The first Jumo 222A/B development engines did not arrive until October 1941 and some eleven months later the DB 604 project was cancelled. By May 1942, in desperation, it was suggested that the Daimler-Benz DB 606 be used instead, even though it was considerably larger and heavier (1.5 tonnes) and was well known to have serious problems. Prototypes of both designs with these engines were ordered, although the Fw 191 was just getting into the air with the BMW 801 radials at this point and the Ju 288 was showing a continual tendency to break its main landing gear on touchdown, partly due to its undercarriage problems caused by its complex method of stowing the oleo struts during retraction.

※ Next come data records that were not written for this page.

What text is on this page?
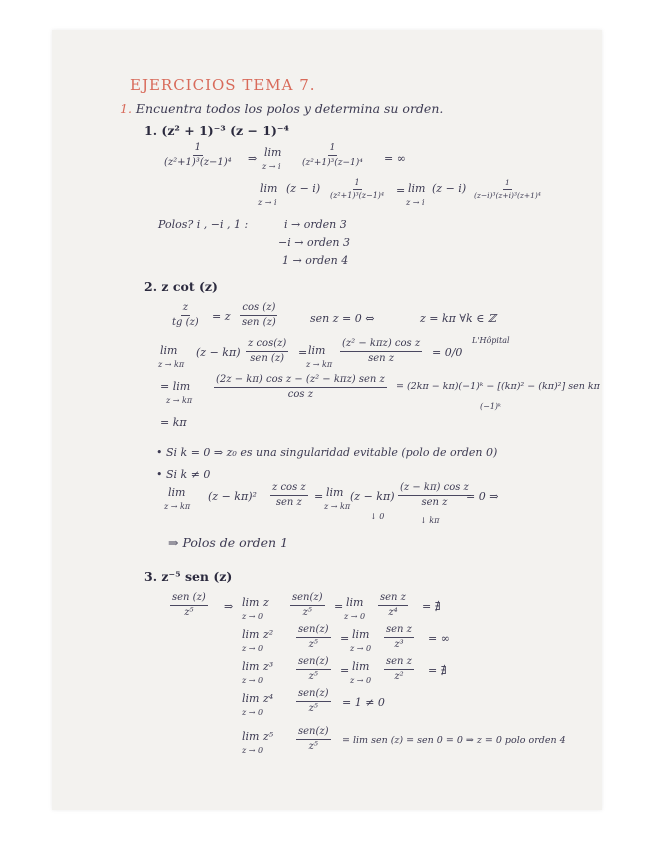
EJERCICIOS TEMA 7.
1. Encuentra todos los polos y determina su orden.
1. (z² + 1)⁻³ (z − 1)⁻⁴
$\frac{1}{\text{(z²+1)³(z−1)⁴}}$ ⇒ lim
z → i $\frac{1}{\text{(z²+1)³(z−1)⁴}}$ = ∞
lim
z → i
$(z - i) \frac{1}{\text{(z²+1)³(z−1)⁴}} = \lim$
z → i
$(z - i) \frac{1}{\text{(z−i)³(z+i)³(z+1)⁴}}$
Polos? i , −i , 1 :	i → orden 3
−i → orden 3
1 → orden 4
2. z cot (z)
$\frac{z}{tg (z)} = z$
cos (z)
sen (z)	sen z = 0 ⇔	z = kπ ∀k ∈ ℤ
L'Hôpital
lim
z → kπ
(z − kπ)
z cos(z)
sen (z) = lim
z → kπ
(z² − kπz) cos z
sen z	= 0/0
= lim
z → kπ
(2z − kπ) cos z − (z² − kπz) sen z
cos z
= (2kπ − kπ)(−1)ᵏ − [(kπ)² − (kπ)²] sen kπ
(−1)ᵏ
= kπ
• Si k = 0 ⇒ z₀ es una singularidad evitable (polo de orden 0)
• Si k ≠ 0
lim
z → kπ
(z − kπ)²
z cos z
sen z = lim
z → kπ
(z − kπ)
(z − kπ) cos z
sen z = 0 ⇒
↓ 0	↓ kπ
⇒ Polos de orden 1
3. z⁻⁵ sen (z)
sen (z)
z⁵	⇒ lim z
z → 0
sen(z)
z⁵ = lim
z → 0
sen z
z⁴ = ∄
lim z²
z → 0
sen(z)
z⁵ = lim
z → 0
sen z
z³ = ∞
lim z³
z → 0
sen(z)
z⁵ = lim
z → 0
sen z
z² = ∄
lim z⁴
z → 0
sen(z)
z⁵ = 1 ≠ 0
lim z⁵
z → 0
sen(z)
z⁵
= lim sen (z) = sen 0 = 0 ⇒ z = 0 polo orden 4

The RLM had no designs to fill the gap left if Bomber B did not work, even though some minor designs like the Henschel Hs 130, usually powered with two DB 603 or 605 engines and the Dornier Do 317, being tried with the same, trouble-prone DB 606 or 610 "welded-together engines" on some of its prototype airframes were also being considered. A slightly improved Ju 88, based on the prototype Ju 88B design, was ordered as the Ju 188 and several prototypes of stretched versions of existing bomber designs with four engines were also ordered, as with Junkers' Ju 488 in 1943–44.
In June 1943, the T-Amt finally gave up; by this point, even if the Jumo 222 started working reliably, as it had begun to do in the summer of 1943, a shortage of the metals needed for the high-temperature alloys it used meant it would not be able to enter production anyway, with just under 300 development powerplants built. The three-year development period during the war in Europe, with no combat-ready designs to show for the effort, meant that the Bomber B project was a time-consuming venture that delivered nothing, while also serving to ensure that no other designs were available in late 1943, when their existing twin-engined medium bombers, most developed in the mid–late 30s, started to become hopelessly outdated.
With the failure of Bomber B, four engine versions of the He 177, which had first been officially considered as early as October 1941 with the "He 177H" paper-only derivative, the ancestor of the Heinkel He 274 high-altitude design project, were considered as replacements for the mainline variants of the He 177A through most of 1943. The trio of completed DB 603-powered He 177B prototypes would start their flight tests by the end of 1943. Production of the B-series He 177s by Arado Flugzeugwerke, the prime subcontractor for Heinkel's heavy bombers, was never undertaken as the Arado firm had priority for its jet-powered Arado Ar 234 bomber and by early July 1944, four months before Arado would be able to commence license-built construction of the He 177B-5, the Luftwaffe began the Emergency Fighter Program.
The Ju 288's landing gear was most innovative in its design. A Y-shaped bearer was mounted in the engine nacelle with its upper arms hinged. At the bottom end of this bearer was the shock absorber leg, which was likewise hinged. Two double-brake wheels, with (metric) size 1015 × 380 tires, were mounted on the cross-axle. During the retraction cycle a folding strut was raised by a hydraulic jack. The bottom part of the folding strut drew the Y-bearer upwards. Functioning via a lever-and-gear arrangement, a pushrod positioned parallel to the Y-bearer acted upon another gear segment mounted to the oleo leg's hinge pin and rotated it about this as the Y-bearer was drawn upwards.